Furthermore, over the years, the FFC's capacity to deal with flood protection plans has been eroded, while its role has also been squeezed in the National Disaster Risk Management Fund (NDRMF).
So much so that the NDRMF and provincial governments complete projects related to the mitigation of floods ignoring the FFC.
More importantly, donor agencies are directly in contact with provincial governments, ignoring the FFC.
The FFC still deals with need-based flood mitigation projects.
When FFC Chairman Ahmed Kamal was asked why it failed to implement the National Flood Protection Plan-IV (NFPP IV), he said on May 2017, the Council of Common Interests (CCI) approved the NFPP-IV worth Rs332.246 billion.
The PC-1 was approved with the Centre providing financing of 50% while 50% was to be put up by the provincial governments.
But later on, in a pre-CDWP meeting held in April 2019, it was observed that there is "no fiscal space" to arrange the financing for the plan. So the top decision-makers, in consultation with provincial irrigation departments, reduced the plan with priority projects worth Rs95.98 billion and in the October 2020 CWDP meeting, asked Economic Affairs Division (EAD) to contact international donors.
The EAD contacted World Bank, Asian Development Bank (ADB), Kuwait Fund, Saudi Fund, Japan International Cooperation Agency (JICA), and USAID but failed to arrange the funds.
However, in 2021, CDWP was told by EAD that the World Bank and ADB are now considering funding the NFPP-IV.
The ADB on January 26, 2022, said that their mission will arrive in Pakistan by May 21 and will remain till June 30 when they will provide funding under the Climate Resilient Programme.
Meanwhile, the ready-to-implement projects from provinces were forwarded to the National Disaster Risk Management Fund.

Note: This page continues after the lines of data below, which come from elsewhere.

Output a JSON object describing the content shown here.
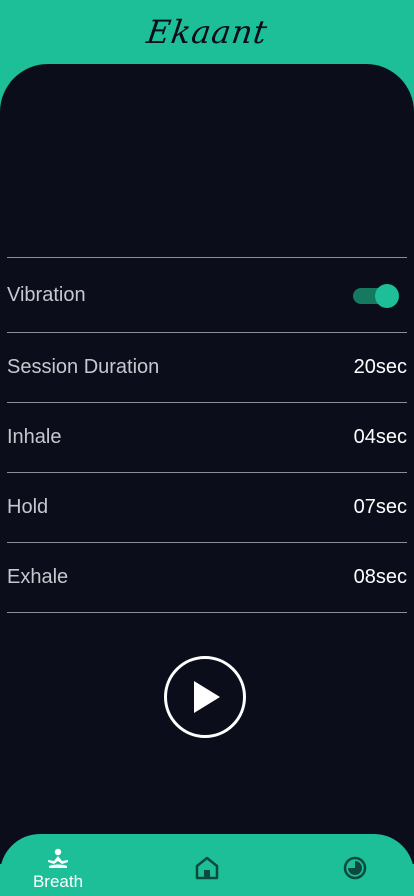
{
  "app": {
    "title": "Ekaant"
  },
  "settings": {
    "vibration": {
      "label": "Vibration",
      "enabled": true
    },
    "session_duration": {
      "label": "Session Duration",
      "value": "20sec"
    },
    "inhale": {
      "label": "Inhale",
      "value": "04sec"
    },
    "hold": {
      "label": "Hold",
      "value": "07sec"
    },
    "exhale": {
      "label": "Exhale",
      "value": "08sec"
    }
  },
  "controls": {
    "play_icon": "play-icon"
  },
  "nav": {
    "items": [
      {
        "label": "Breath",
        "icon": "meditation-icon",
        "active": true
      },
      {
        "label": "",
        "icon": "home-icon",
        "active": false
      },
      {
        "label": "",
        "icon": "stats-icon",
        "active": false
      }
    ]
  },
  "colors": {
    "accent": "#1DBF98",
    "background": "#0B0E1A",
    "divider": "#8A8E98"
  }
}
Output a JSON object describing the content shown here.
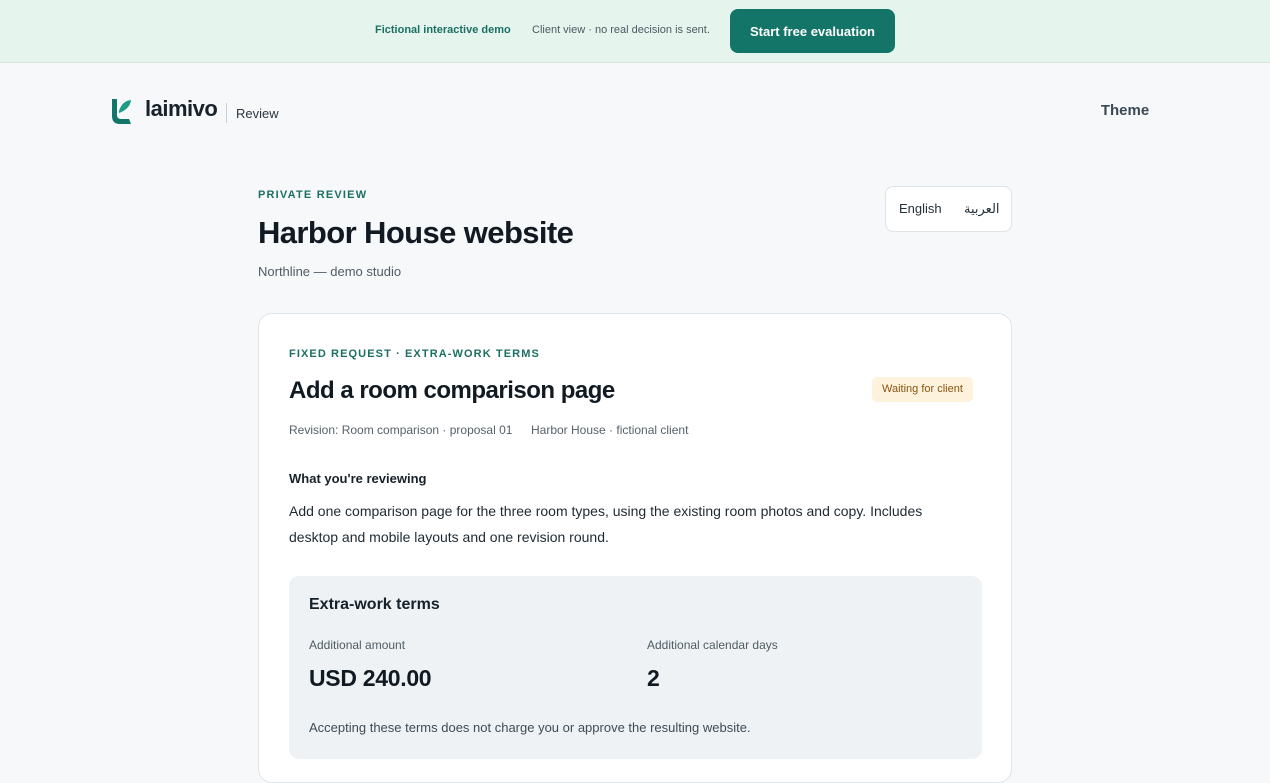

The NDRMF, in its financing, has a 70% share from ADB and 30% from the Government of Pakistan. Out of 30%, the Centre and provincial governments would share 50%-50% funding.
The NDRMF will technically assess whether the projects are technically feasible or not and will be finalised by September 30. In the said project, there is no role for FFC, and this is how it has been squeezed.
When asked why FFC failed to increase its spending capacity by more than 25% in the first three national flood protection plans, the official at the FFC admitted that it spent Rs25 billion in the first three plans against the demand of Rs124 billion.
He said that there were also loans from ADB and the Manila-based bank completed many schemes in the first three plans.
He said consultants had noted that the provincial governments lacked the professional capacity to spend the amount on the projects related to mitigating the flood.
He referred to the breaching of 9 small dams in Balochistan, arguing it exposed the professional capacity to spend and build the dams.
Meanwhile, Arshad H Abbasi, Pakistan’s eminent water expert explained that the "inept officials" of the climate ministry "wrongly used the climate change term" to justify heavy rains, whereas during the last decade, the north-westerly monsoon has significantly shifted southwards, increasing the rainfall considerably in Karachi and Sindh.
Earlier, a 2010 Judicial Flood Inquiry Tribunal report, titled ‘A Rude Awakening’, conducted and authored by a former Judge of the Lahore High Court, Justice Mansoor Ali Shah, with regard to the 2010 floods, said the FFC works under the Ministry of Water & Power.
The FFC has the right to plan, monitor, and execute flood control projects for the effective management of floods. Since its establishment in 1976, it has spent Rs35.8 billion and $400 million (Rs34 billion) on flood mitigation projects before the 2010 flood.
In the 2010 report, the current chairman and the previous chairman were held accountable for their failed stewardship of the Commission since 1977.
The country does not have an Integrated Flood Management Plan and this omission is criminal; the chairman must be held accountable for it, the report said.
We recommend the federal government hold a detailed audit of the FFC by a panel of experts including members of civil society to assess the performance of the FFC since its inception, the report said.
The report also raised questions as to why FFC failed to develop a Flood Management Plan and how and why the FFC continued to approve localised flood sector schemes without first assessing their need in the larger context of the Flood Management Plan.
“FFC needs to be pulled out of its cocoon — it is not to act as a lame secretariat or a post office for the PIDs but must immediately assume its real role as a principal flood sector authority of the country.”
The report recommended that the federal government ensure that FFC develops the first-ever National Flood Management Plan before the start of the next flood season and shares it with the flood managers of the provinces.
In doing so, FFC is to have a participatory approach and should involve the local residents of the area.
FFC must display the said plan on its website for broader dissemination, the report added.